On poursuit avec vous sur cette affaire Suez-Veolia. Ce n’est pas la première fois que Bruno Le Maire s’oppose à une opération industrielle d’ampleur.

Non, c’est la troisième. Il y avait eu son veto au rapprochement entre Renault et Fiat, au motif que cela risquait de déplaire à l’allié japonais Nissan. Résultat, Fiat est allé se marier avec Peugeot-Citroën, le concurrent frontal de Renault. Pas sûr que cette affaire ait été une bonne opération pour l’État actionnaire de Renault. Autre veto ministériel, plus récent celui-là, c’est l’affaire Carrefour avec l’interdiction faite au Canadien Couche-Tard d’acheter le distributeur français. La différence avec Renault, c’est que cette fois, il s’agissait de deux entreprises privées. Exactement comme dans la bataille entre Suez et Veolia. C’est ça le plus étonnant. D’ailleurs, dans l’entourage de Bruno Le Maire, on le reconnaît bien volontiers : factuellement, Bercy ne peut rien faire contre cette OPA. 

Et pourtant, Bruno Le Maire ne s’est pas privé de le dire.

Précisément parce que la parole politique est en réalité sa seule arme véritable. Et parce qu’il pense que, face à cette opération économique, il doit faire de la politique. Pas pour privilégier Suez sur Veolia, il l’a dit clairement, il est aussi critique sur l’un que sur l’autre. Non, il veut une autre solution.

Il veut une opération amicale.

Oui, pas d’affrontement, pas de capitalisme de "la guerre de tous contre tous". Ce n’est pas tellement que notre ministre des Finances serait une âme sensible, non, mais tout cela est à mettre en perspective avec un credo, et avec une circonstance. Le credo, c’est qu’il veut "réinventer le capitalisme". La circonstance, c’est la perspective de l’élection présidentielle. Le credo, c’est que la vie des affaires doit être amicale, la circonstance, c’est que rien, dans les 15 prochains mois, ne devra être tenté qui puisse représenter un danger de perturbation politique. Pour Carrefour, le risque venait de la filière alimentaire et du monde agricole.
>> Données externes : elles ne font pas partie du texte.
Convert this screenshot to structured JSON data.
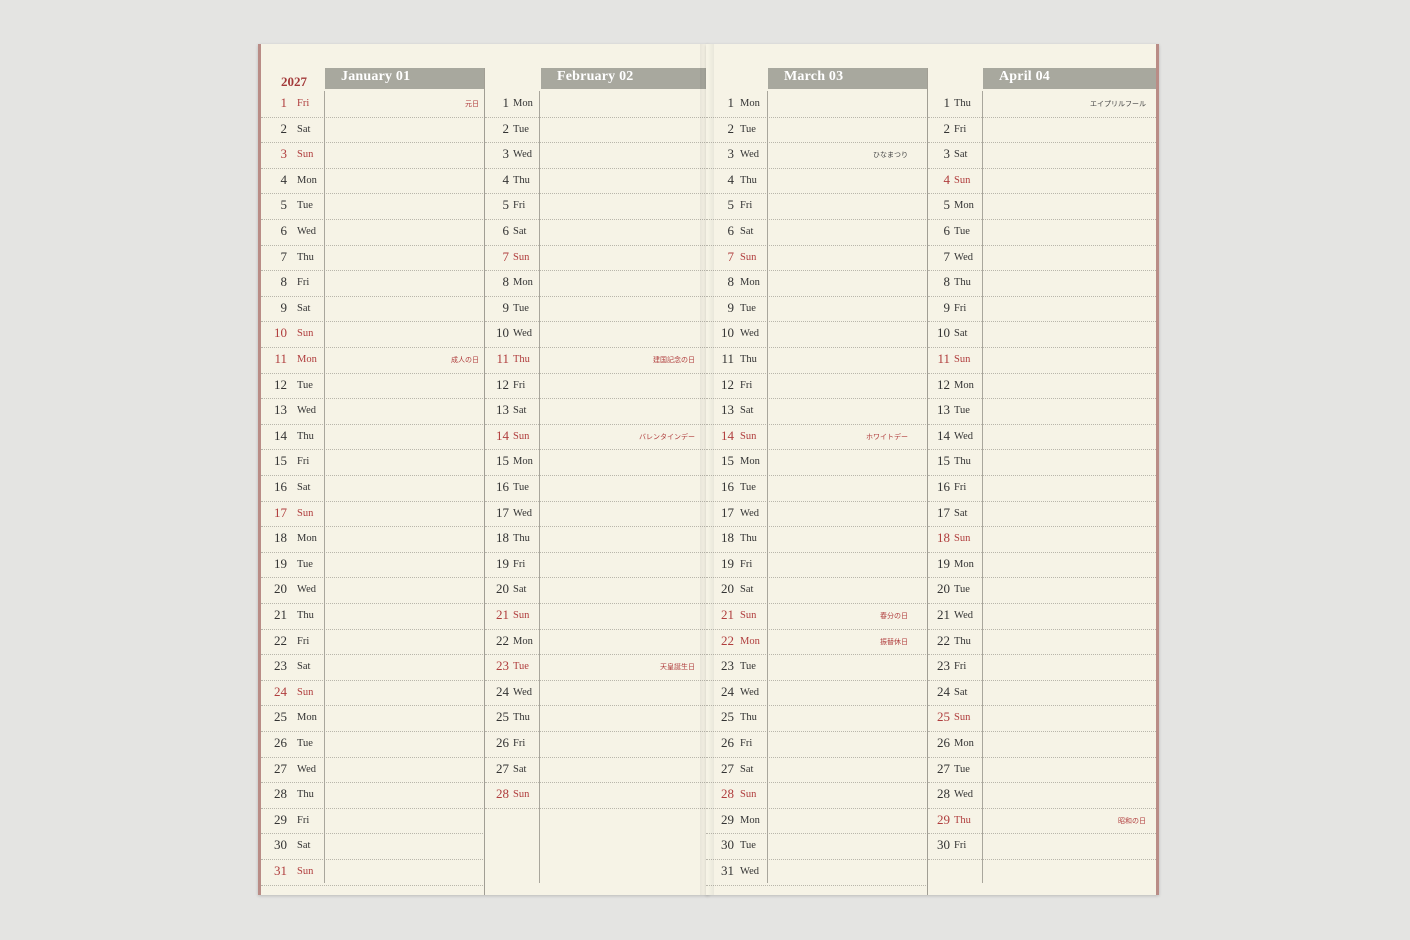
{
  "year": "2027",
  "months": [
    {
      "title": "January 01",
      "days": [
        {
          "d": "1",
          "w": "Fri",
          "hol": true,
          "note": "元日"
        },
        {
          "d": "2",
          "w": "Sat"
        },
        {
          "d": "3",
          "w": "Sun",
          "hol": true
        },
        {
          "d": "4",
          "w": "Mon"
        },
        {
          "d": "5",
          "w": "Tue"
        },
        {
          "d": "6",
          "w": "Wed"
        },
        {
          "d": "7",
          "w": "Thu"
        },
        {
          "d": "8",
          "w": "Fri"
        },
        {
          "d": "9",
          "w": "Sat"
        },
        {
          "d": "10",
          "w": "Sun",
          "hol": true
        },
        {
          "d": "11",
          "w": "Mon",
          "hol": true,
          "note": "成人の日"
        },
        {
          "d": "12",
          "w": "Tue"
        },
        {
          "d": "13",
          "w": "Wed"
        },
        {
          "d": "14",
          "w": "Thu"
        },
        {
          "d": "15",
          "w": "Fri"
        },
        {
          "d": "16",
          "w": "Sat"
        },
        {
          "d": "17",
          "w": "Sun",
          "hol": true
        },
        {
          "d": "18",
          "w": "Mon"
        },
        {
          "d": "19",
          "w": "Tue"
        },
        {
          "d": "20",
          "w": "Wed"
        },
        {
          "d": "21",
          "w": "Thu"
        },
        {
          "d": "22",
          "w": "Fri"
        },
        {
          "d": "23",
          "w": "Sat"
        },
        {
          "d": "24",
          "w": "Sun",
          "hol": true
        },
        {
          "d": "25",
          "w": "Mon"
        },
        {
          "d": "26",
          "w": "Tue"
        },
        {
          "d": "27",
          "w": "Wed"
        },
        {
          "d": "28",
          "w": "Thu"
        },
        {
          "d": "29",
          "w": "Fri"
        },
        {
          "d": "30",
          "w": "Sat"
        },
        {
          "d": "31",
          "w": "Sun",
          "hol": true
        }
      ]
    },
    {
      "title": "February 02",
      "days": [
        {
          "d": "1",
          "w": "Mon"
        },
        {
          "d": "2",
          "w": "Tue"
        },
        {
          "d": "3",
          "w": "Wed"
        },
        {
          "d": "4",
          "w": "Thu"
        },
        {
          "d": "5",
          "w": "Fri"
        },
        {
          "d": "6",
          "w": "Sat"
        },
        {
          "d": "7",
          "w": "Sun",
          "hol": true
        },
        {
          "d": "8",
          "w": "Mon"
        },
        {
          "d": "9",
          "w": "Tue"
        },
        {
          "d": "10",
          "w": "Wed"
        },
        {
          "d": "11",
          "w": "Thu",
          "hol": true,
          "note": "建国記念の日"
        },
        {
          "d": "12",
          "w": "Fri"
        },
        {
          "d": "13",
          "w": "Sat"
        },
        {
          "d": "14",
          "w": "Sun",
          "hol": true,
          "note": "バレンタインデー"
        },
        {
          "d": "15",
          "w": "Mon"
        },
        {
          "d": "16",
          "w": "Tue"
        },
        {
          "d": "17",
          "w": "Wed"
        },
        {
          "d": "18",
          "w": "Thu"
        },
        {
          "d": "19",
          "w": "Fri"
        },
        {
          "d": "20",
          "w": "Sat"
        },
        {
          "d": "21",
          "w": "Sun",
          "hol": true
        },
        {
          "d": "22",
          "w": "Mon"
        },
        {
          "d": "23",
          "w": "Tue",
          "hol": true,
          "note": "天皇誕生日"
        },
        {
          "d": "24",
          "w": "Wed"
        },
        {
          "d": "25",
          "w": "Thu"
        },
        {
          "d": "26",
          "w": "Fri"
        },
        {
          "d": "27",
          "w": "Sat"
        },
        {
          "d": "28",
          "w": "Sun",
          "hol": true
        }
      ]
    },
    {
      "title": "March 03",
      "days": [
        {
          "d": "1",
          "w": "Mon"
        },
        {
          "d": "2",
          "w": "Tue"
        },
        {
          "d": "3",
          "w": "Wed",
          "note": "ひなまつり",
          "noteBlack": true
        },
        {
          "d": "4",
          "w": "Thu"
        },
        {
          "d": "5",
          "w": "Fri"
        },
        {
          "d": "6",
          "w": "Sat"
        },
        {
          "d": "7",
          "w": "Sun",
          "hol": true
        },
        {
          "d": "8",
          "w": "Mon"
        },
        {
          "d": "9",
          "w": "Tue"
        },
        {
          "d": "10",
          "w": "Wed"
        },
        {
          "d": "11",
          "w": "Thu"
        },
        {
          "d": "12",
          "w": "Fri"
        },
        {
          "d": "13",
          "w": "Sat"
        },
        {
          "d": "14",
          "w": "Sun",
          "hol": true,
          "note": "ホワイトデー"
        },
        {
          "d": "15",
          "w": "Mon"
        },
        {
          "d": "16",
          "w": "Tue"
        },
        {
          "d": "17",
          "w": "Wed"
        },
        {
          "d": "18",
          "w": "Thu"
        },
        {
          "d": "19",
          "w": "Fri"
        },
        {
          "d": "20",
          "w": "Sat"
        },
        {
          "d": "21",
          "w": "Sun",
          "hol": true,
          "note": "春分の日"
        },
        {
          "d": "22",
          "w": "Mon",
          "hol": true,
          "note": "振替休日"
        },
        {
          "d": "23",
          "w": "Tue"
        },
        {
          "d": "24",
          "w": "Wed"
        },
        {
          "d": "25",
          "w": "Thu"
        },
        {
          "d": "26",
          "w": "Fri"
        },
        {
          "d": "27",
          "w": "Sat"
        },
        {
          "d": "28",
          "w": "Sun",
          "hol": true
        },
        {
          "d": "29",
          "w": "Mon"
        },
        {
          "d": "30",
          "w": "Tue"
        },
        {
          "d": "31",
          "w": "Wed"
        }
      ]
    },
    {
      "title": "April 04",
      "days": [
        {
          "d": "1",
          "w": "Thu",
          "note": "エイプリルフール",
          "noteBlack": true
        },
        {
          "d": "2",
          "w": "Fri"
        },
        {
          "d": "3",
          "w": "Sat"
        },
        {
          "d": "4",
          "w": "Sun",
          "hol": true
        },
        {
          "d": "5",
          "w": "Mon"
        },
        {
          "d": "6",
          "w": "Tue"
        },
        {
          "d": "7",
          "w": "Wed"
        },
        {
          "d": "8",
          "w": "Thu"
        },
        {
          "d": "9",
          "w": "Fri"
        },
        {
          "d": "10",
          "w": "Sat"
        },
        {
          "d": "11",
          "w": "Sun",
          "hol": true
        },
        {
          "d": "12",
          "w": "Mon"
        },
        {
          "d": "13",
          "w": "Tue"
        },
        {
          "d": "14",
          "w": "Wed"
        },
        {
          "d": "15",
          "w": "Thu"
        },
        {
          "d": "16",
          "w": "Fri"
        },
        {
          "d": "17",
          "w": "Sat"
        },
        {
          "d": "18",
          "w": "Sun",
          "hol": true
        },
        {
          "d": "19",
          "w": "Mon"
        },
        {
          "d": "20",
          "w": "Tue"
        },
        {
          "d": "21",
          "w": "Wed"
        },
        {
          "d": "22",
          "w": "Thu"
        },
        {
          "d": "23",
          "w": "Fri"
        },
        {
          "d": "24",
          "w": "Sat"
        },
        {
          "d": "25",
          "w": "Sun",
          "hol": true
        },
        {
          "d": "26",
          "w": "Mon"
        },
        {
          "d": "27",
          "w": "Tue"
        },
        {
          "d": "28",
          "w": "Wed"
        },
        {
          "d": "29",
          "w": "Thu",
          "hol": true,
          "note": "昭和の日"
        },
        {
          "d": "30",
          "w": "Fri"
        }
      ]
    }
  ]
}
Pour l’OPA de Veolia sur Suez, le risque, dit-on à Bercy, le risque c’est d’alarmer les syndicats et de déstabiliser les collectivités locales (qui sont les clientes pour la gestion de l’eau et des déchets). Voilà, c’est ça faire en sorte que "la politique se réapproprie l’économie". C’est la loi du pas de vague. Alors, c’est peut-être rassurant politiquement, mais du point de vue business, c’est la garantie que la France industrielle doit maintenant se figer en attendant que passe le politique. Pourvu que dans tous les autres pays qui ne se préoccupent pas de réinventer le capitalisme, nos concurrents veuillent bien, en toute amitié, attendre notre feu vert pour avancer.